- A experiência e a especialização estão dando lugar aos improvisadores
- Qualquer um hoje pode ser fotógrafo, taxista ou hoteleiro. Neurocirurgião ainda não
Em 1956, o compositor americano Johnny Mercer assistia à televisão. Mercer era letrista, coautor de "Blues in the Night", "Midnight Sun", "One for my Baby" e outras obras-primas. Minha favorita é "Too Marvelous for Words", com suas incríveis rimas internas como "I search for phrases/ To sing your praises/ But there aren’t any magic adjectives/ To tell you all you are.// You’re much too much/ And just too very very/ To ever be/ In Webster’s Dictionary". De repente, surgiu na TV um jovem cantor de que ele ouvira falar: Elvis Presley.
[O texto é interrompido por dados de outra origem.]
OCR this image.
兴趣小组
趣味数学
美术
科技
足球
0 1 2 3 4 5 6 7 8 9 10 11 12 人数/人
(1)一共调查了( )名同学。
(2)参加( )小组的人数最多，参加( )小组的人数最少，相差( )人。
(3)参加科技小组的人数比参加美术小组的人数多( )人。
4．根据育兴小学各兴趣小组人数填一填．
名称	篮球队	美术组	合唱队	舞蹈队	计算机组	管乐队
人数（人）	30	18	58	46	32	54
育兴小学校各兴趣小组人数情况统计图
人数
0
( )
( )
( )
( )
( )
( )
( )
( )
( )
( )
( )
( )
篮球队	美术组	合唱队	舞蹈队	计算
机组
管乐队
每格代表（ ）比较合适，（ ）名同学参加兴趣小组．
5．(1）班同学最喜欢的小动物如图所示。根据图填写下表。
Quando Elvis mandou a introdução de "Tutti-Frutti", seu hit nas paradas —"Wop-Bop-a Loo-Bop-a-Lop-Bam-Boom!"—, Mercer suspirou: "Os amadores venceram".
Mercer ainda teria alguns anos de carreira para escrever "Something’s Gotta Give", "Days of Wine and Roses" e "Moon River". Ao se referir aos amadores, estava comparando-os com os músicos com quem trabalhava, virtuoses da composição ou de seus instrumentos e vozes, ameaçados de repente por rapazes cuja formação musical se dava na garagem dos pais. Anos se passaram e hoje temos muitas razões para concordar: os amadores venceram.
Os fotógrafos profissionais, com anos de domínio de técnicas de lentes e iluminação, deram lugar a uma multidão armada de celulares produzindo, segundo Bob Wolfenson, as piores fotos de todos os tempos. Os taxistas de verdade, para quem as cidades não têm segredos, estão sendo aposentados pelos motoristas de Uber, incapazes de seguir até o GPS sem o qual não saberiam chegar a lugar nenhum. E os hotéis, com seus saguões cosmopolitas, séculos de bem atender e brigadas de funcionários treinados, estão fechando as portas, vencidos pelo AirBnB com seus precários critérios de avaliação. E assim em muitas outras profissões sérias.
Por sorte, ainda não se admitem amadores em certas especialidades, como a dos neurocirurgiões, engenheiros aeroespaciais, farmacologistas, pilotos de aviação comercial.
Pelo menos até que as escolas que os formam também não sejam tomadas por amadores.